I’ve also considered doing Youtube, since I realized that my blogs always sound like they would fit well with a video format. But I’m still a ways off before I’m ready to take that jump.

To be honest, even now I’m still not sure if my writing is entertaining for people at all (just looking at the site stats make me feel depressed). I’ve always been a pretty quiet person, and I don’t have really have anything unique that I could make me stand out. Hopefully that can change in the future, but for now, all I can do is to keep going. I did take a huge break, so it’s natural that it’s going to take awhile before I get some results. If anyone is still reading this, I ask that you be patient with me. And hopefully, in the future, I’ll be able to provide the quality content that you will truly enjoy.
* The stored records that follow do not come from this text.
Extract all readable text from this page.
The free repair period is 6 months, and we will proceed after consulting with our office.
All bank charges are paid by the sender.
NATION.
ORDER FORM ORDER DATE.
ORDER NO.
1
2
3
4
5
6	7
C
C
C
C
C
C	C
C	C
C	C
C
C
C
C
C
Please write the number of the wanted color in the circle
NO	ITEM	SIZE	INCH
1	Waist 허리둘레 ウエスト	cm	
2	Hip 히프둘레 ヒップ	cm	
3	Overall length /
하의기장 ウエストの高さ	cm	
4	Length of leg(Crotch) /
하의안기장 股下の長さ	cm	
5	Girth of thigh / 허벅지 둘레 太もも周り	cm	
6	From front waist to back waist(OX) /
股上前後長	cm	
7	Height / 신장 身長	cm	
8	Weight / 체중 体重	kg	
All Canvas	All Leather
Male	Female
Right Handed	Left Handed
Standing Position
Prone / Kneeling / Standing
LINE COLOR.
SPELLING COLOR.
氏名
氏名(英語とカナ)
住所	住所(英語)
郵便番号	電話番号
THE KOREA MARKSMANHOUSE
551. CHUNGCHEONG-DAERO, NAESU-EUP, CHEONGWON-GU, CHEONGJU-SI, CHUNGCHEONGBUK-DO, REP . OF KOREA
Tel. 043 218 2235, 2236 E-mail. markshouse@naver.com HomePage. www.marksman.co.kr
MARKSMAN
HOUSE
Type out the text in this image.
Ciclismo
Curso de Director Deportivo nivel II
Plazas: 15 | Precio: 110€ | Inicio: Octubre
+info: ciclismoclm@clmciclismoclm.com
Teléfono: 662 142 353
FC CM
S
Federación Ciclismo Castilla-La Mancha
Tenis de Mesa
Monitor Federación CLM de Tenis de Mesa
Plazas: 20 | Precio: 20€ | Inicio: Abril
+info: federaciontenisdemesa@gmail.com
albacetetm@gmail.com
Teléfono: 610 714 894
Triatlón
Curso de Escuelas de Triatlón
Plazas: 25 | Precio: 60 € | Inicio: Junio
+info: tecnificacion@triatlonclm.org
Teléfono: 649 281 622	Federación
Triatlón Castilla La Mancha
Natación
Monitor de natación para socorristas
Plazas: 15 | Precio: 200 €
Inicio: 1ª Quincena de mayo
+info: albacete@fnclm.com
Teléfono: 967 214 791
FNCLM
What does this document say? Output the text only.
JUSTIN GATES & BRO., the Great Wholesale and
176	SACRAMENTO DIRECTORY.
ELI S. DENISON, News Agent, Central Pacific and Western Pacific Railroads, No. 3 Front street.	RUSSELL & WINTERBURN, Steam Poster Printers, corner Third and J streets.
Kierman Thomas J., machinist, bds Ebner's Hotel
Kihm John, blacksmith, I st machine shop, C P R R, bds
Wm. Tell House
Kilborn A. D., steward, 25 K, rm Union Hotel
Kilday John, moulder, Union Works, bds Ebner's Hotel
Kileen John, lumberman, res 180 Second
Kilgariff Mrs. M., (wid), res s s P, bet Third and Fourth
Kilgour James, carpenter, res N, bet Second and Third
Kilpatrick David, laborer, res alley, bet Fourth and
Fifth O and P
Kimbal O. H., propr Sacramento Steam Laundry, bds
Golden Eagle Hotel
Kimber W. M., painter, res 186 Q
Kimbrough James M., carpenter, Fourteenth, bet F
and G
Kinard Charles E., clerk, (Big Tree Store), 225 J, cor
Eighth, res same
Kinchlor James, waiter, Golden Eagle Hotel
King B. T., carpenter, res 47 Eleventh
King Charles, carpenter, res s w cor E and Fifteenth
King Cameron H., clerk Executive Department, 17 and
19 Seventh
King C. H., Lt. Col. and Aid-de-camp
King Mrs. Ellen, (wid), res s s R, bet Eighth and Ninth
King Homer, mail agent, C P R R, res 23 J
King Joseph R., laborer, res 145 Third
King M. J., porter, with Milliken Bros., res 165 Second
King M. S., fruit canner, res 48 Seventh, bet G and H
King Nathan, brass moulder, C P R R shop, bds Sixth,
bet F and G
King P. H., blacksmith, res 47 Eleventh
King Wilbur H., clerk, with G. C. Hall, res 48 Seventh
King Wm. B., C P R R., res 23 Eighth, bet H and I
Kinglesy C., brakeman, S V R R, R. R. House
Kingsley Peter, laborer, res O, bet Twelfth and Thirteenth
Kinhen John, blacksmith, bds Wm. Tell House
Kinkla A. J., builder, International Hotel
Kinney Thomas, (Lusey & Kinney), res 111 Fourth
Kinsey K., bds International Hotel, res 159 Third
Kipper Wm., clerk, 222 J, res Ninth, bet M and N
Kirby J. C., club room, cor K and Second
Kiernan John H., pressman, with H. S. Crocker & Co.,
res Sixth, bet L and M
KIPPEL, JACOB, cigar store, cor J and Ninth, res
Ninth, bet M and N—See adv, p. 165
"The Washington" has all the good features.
To be honest though, I don’t think anyone will ever end up reading this. If you are, here’s a present from me to you

 

 

 

2 Responses

  1. Irina March says:

    Don’t be depressed. Honestly pretty much all bloggers go through this.
    I appreciate the present though. Never enough Ibuki!

    1
    • megaalatreon says:

      Thanks for the concern. I wouldn’t say that I’m depressed per say, I just finally realized that I was a bit too hopeful with what I was expecting. I know that it isn’t easy, but that doesn’t mean I’m going to stop! As long as I still enjoy writing, I’ll never stop.

      And yes, there can never be enough Ibuki (but Chiaki will always be my bae)!